Upon further research, I learned that storks don’t migrate and are also mute (!).  Clearly, if Ashtangi’s were birds they would not be storks!  Most of we students have traveled thousands of miles to practice here (to whit, tomorrow night, I’ll get on a plane for the first leg of a 10,000+ mile trip home), and while Mysore feels increasingly familiar with each visit, I can never claim to be more than just perching in India.
Likewise, my friend and I certainly made up for the non-migratory storks’ lack of dialogue as we circumambulated the lake, going over our recent experiences here. Much of the discussion also was about when or whether or why we’d return (There’s often debate over one ‘needs’ to go to India to really experience Ashtanga and this occurs even among those who come!).
What you’re ordering up by coming here to practice yoga, whether that refers to your mind, your perspective or your body. I’ve come to think of asana’s newly performed akin to cairns along one’s personal path. While I could report back to you what poses I fully realized and those I’ve not quite reached (or come near, haha) this trip, that’s hardly the point. Furthermore, different poses signify different mile-posts to different people (for example, my friend and I have both received new poses but we’re working our stuff in completely different series’!).  The real action happened in between the new or elusive binds and bends and balances, and the point is how that translates to leading and experiencing our lives.

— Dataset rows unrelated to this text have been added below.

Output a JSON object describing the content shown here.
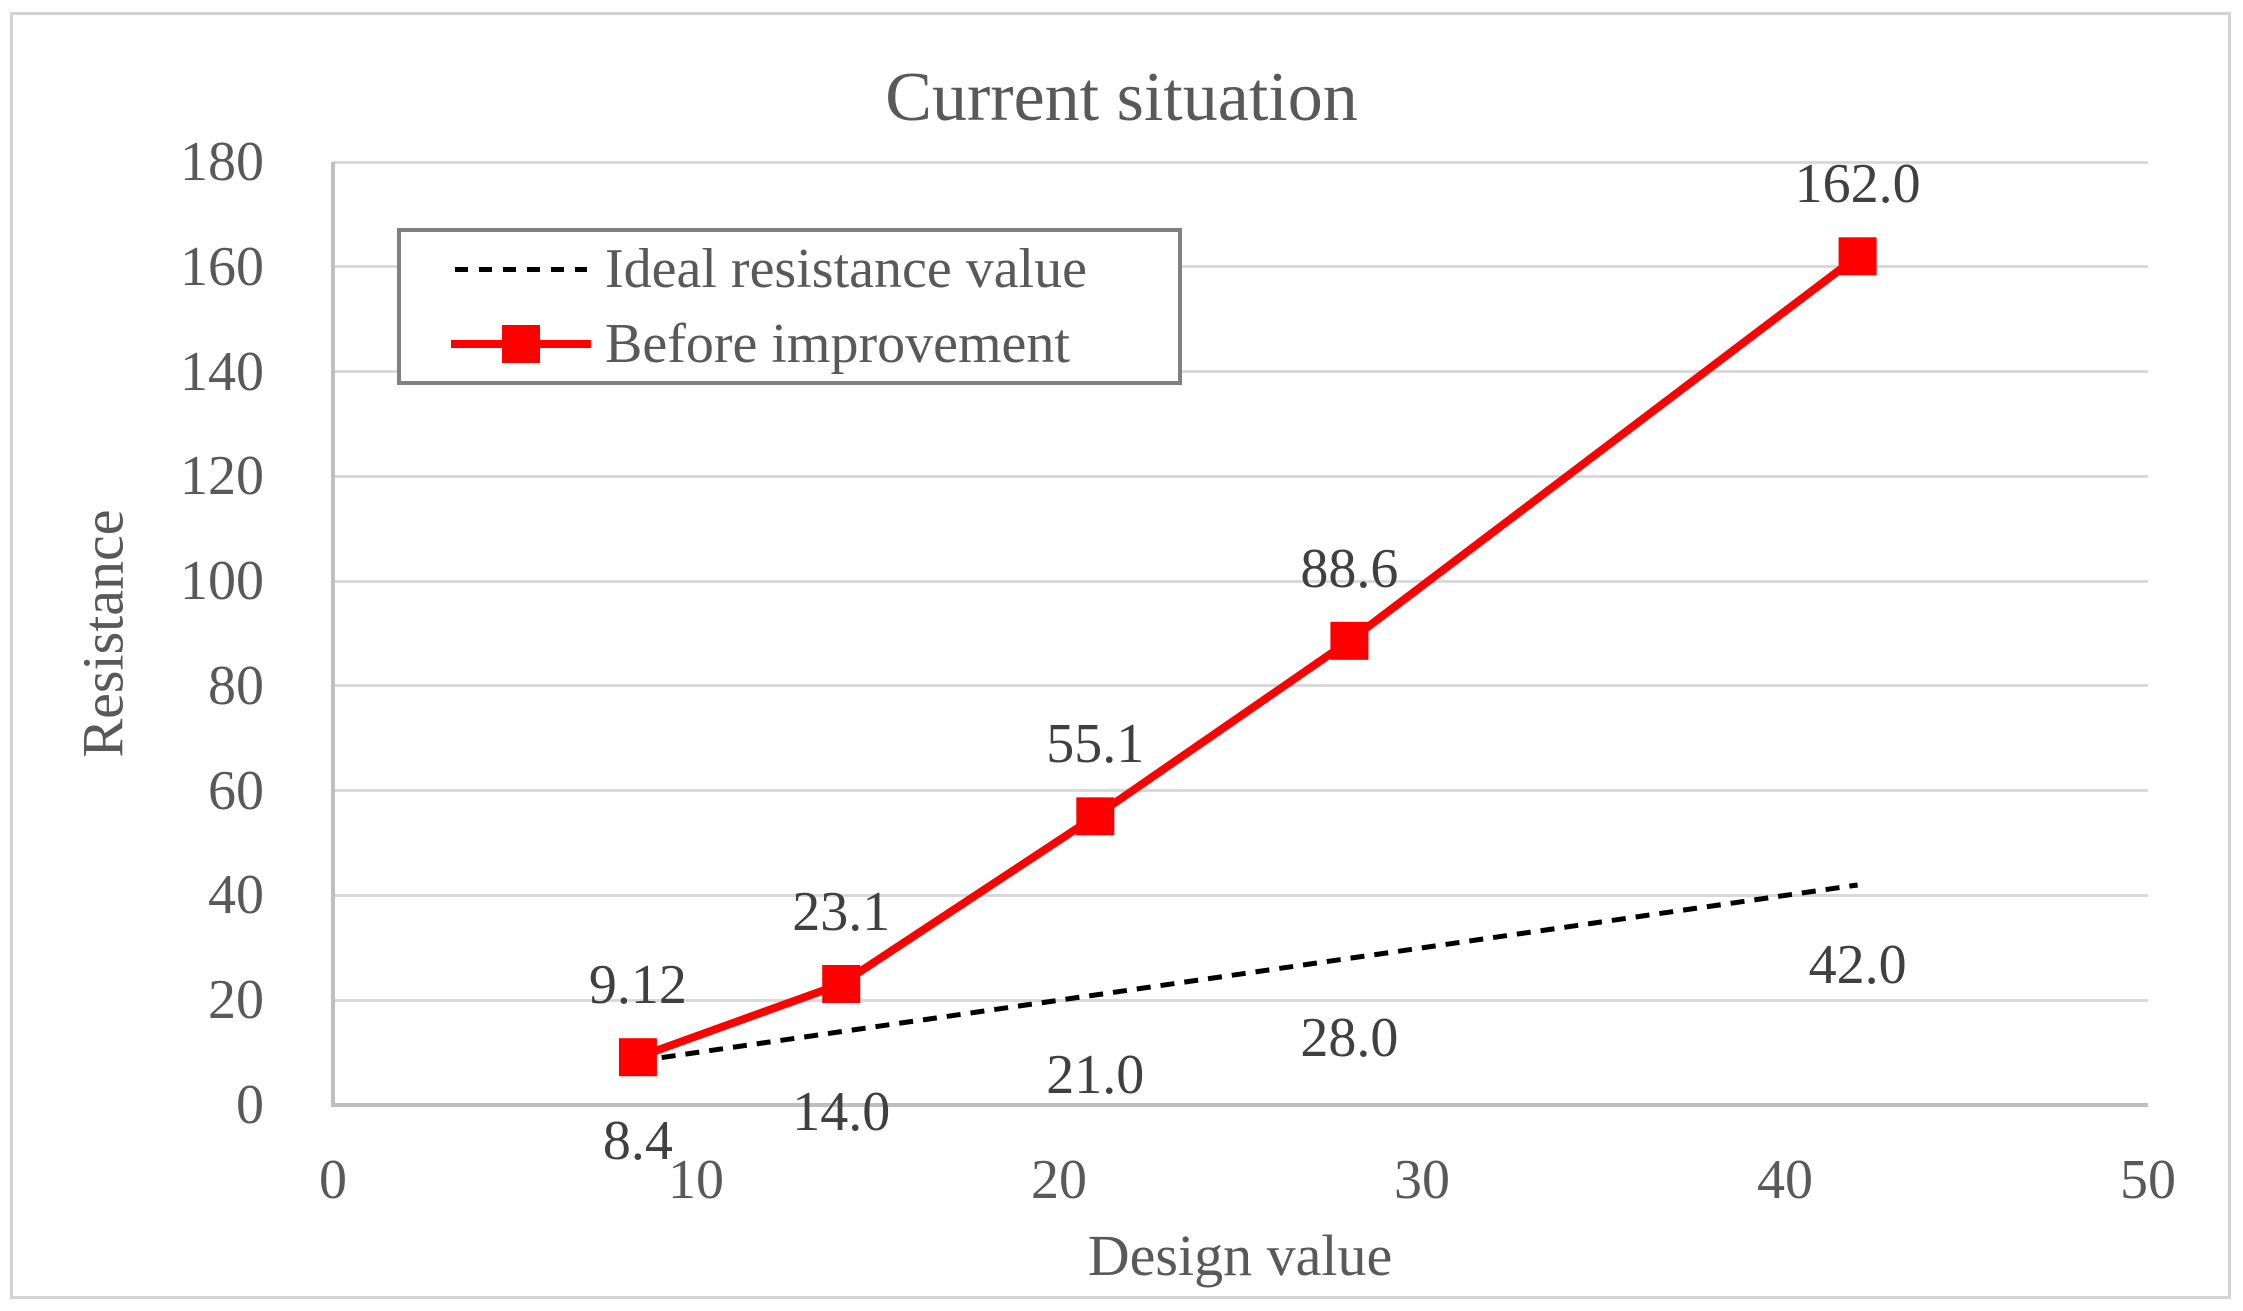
{
  "chart": {
    "title": "Current situation",
    "x_axis_title": "Design value",
    "y_axis_title": "Resistance"
  },
  "legend": {
    "items": [
      {
        "label": "Ideal resistance value",
        "sample": "black-dashed-line"
      },
      {
        "label": "Before improvement",
        "sample": "red-line-square-marker"
      }
    ]
  },
  "chart_data": {
    "type": "line",
    "title": "Current situation",
    "xlabel": "Design value",
    "ylabel": "Resistance",
    "xlim": [
      0,
      50
    ],
    "ylim": [
      0,
      180
    ],
    "x_ticks": [
      0,
      10,
      20,
      30,
      40,
      50
    ],
    "y_ticks": [
      0,
      20,
      40,
      60,
      80,
      100,
      120,
      140,
      160,
      180
    ],
    "grid": "horizontal-only",
    "legend_position": "inside-top-left",
    "x": [
      8.4,
      14,
      21,
      28,
      42
    ],
    "series": [
      {
        "name": "Ideal resistance value",
        "line_style": "dashed",
        "color": "#000000",
        "marker": "none",
        "values": [
          8.4,
          14.0,
          21.0,
          28.0,
          42.0
        ],
        "point_labels": [
          "8.4",
          "14.0",
          "21.0",
          "28.0",
          "42.0"
        ],
        "label_position": "below"
      },
      {
        "name": "Before improvement",
        "line_style": "solid",
        "color": "#ff0000",
        "marker": "square",
        "values": [
          9.12,
          23.1,
          55.1,
          88.6,
          162.0
        ],
        "point_labels": [
          "9.12",
          "23.1",
          "55.1",
          "88.6",
          "162.0"
        ],
        "label_position": "above"
      }
    ]
  },
  "colors": {
    "text": "#595959",
    "data_label_text": "#404040",
    "gridline": "#d9d9d9",
    "axis_line": "#bfbfbf",
    "legend_border": "#808080",
    "outer_border": "#d3d3d3",
    "series_ideal": "#000000",
    "series_before": "#ff0000"
  }
}
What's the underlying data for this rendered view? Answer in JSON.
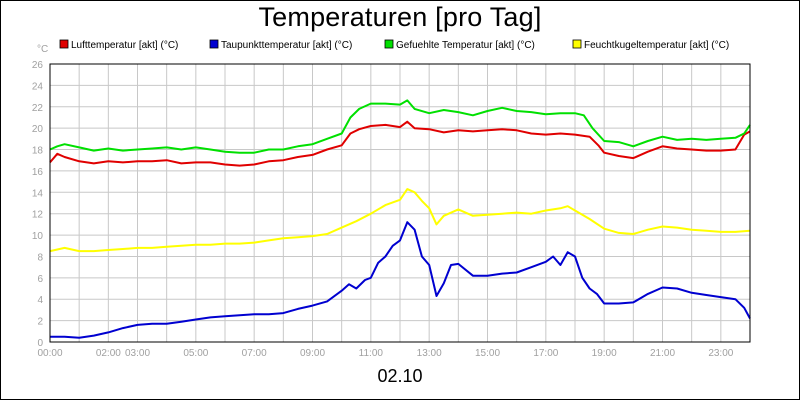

There’s a pivotal book in my reading life by Salmon Rushdie called ‘Imaginary Homelands’. I read it long before I did yoga or could imagine I’d one day go to India, but I always re-remember the book when I’m here. A collection of essays and criticism, Rushdie writes as a citizen of the world about place and writing and politics. A quote from that book, has been branded in my brain since I read it, and resonates more as time goes:
“The migrant suspects reality: having experienced several ways of being, he understands their illusory nature. To see things plainly, you have to cross a frontier.”


Rushdie was writing about mass migrations as relating to Brazil, but the quote uncannily sums up much of my experience in both the practice of Mysore-style Ashtanga, and traveling so far to do so. Most of the time one leaves the mat in a very different ‘place’ than when they arrived. I’ve never come to India to practice and not experienced a sea change within.
Nonetheless, I’ve been spending much of this day with the mundane activity of sorting through objects, folding clothes and contemplating my suitcase. I traveled light and didn’t acquire many new things. Some things are getting chucked. But this is not to say I don’t have some takeaways, mainly a slightly altered view of my less tangible ‘things’ including my relationship to practice, in general and when in Mysore, which is clearly a homeland of sorts, however temporary (or even imagined). At my real home, I expect I’ll see more clearly, as has happened upon every return,  how this trip has altered me. And while I don’t know when, I expect I will return to Mysore if for nothing else, the unique and usually life-changing perspective it continues to provide.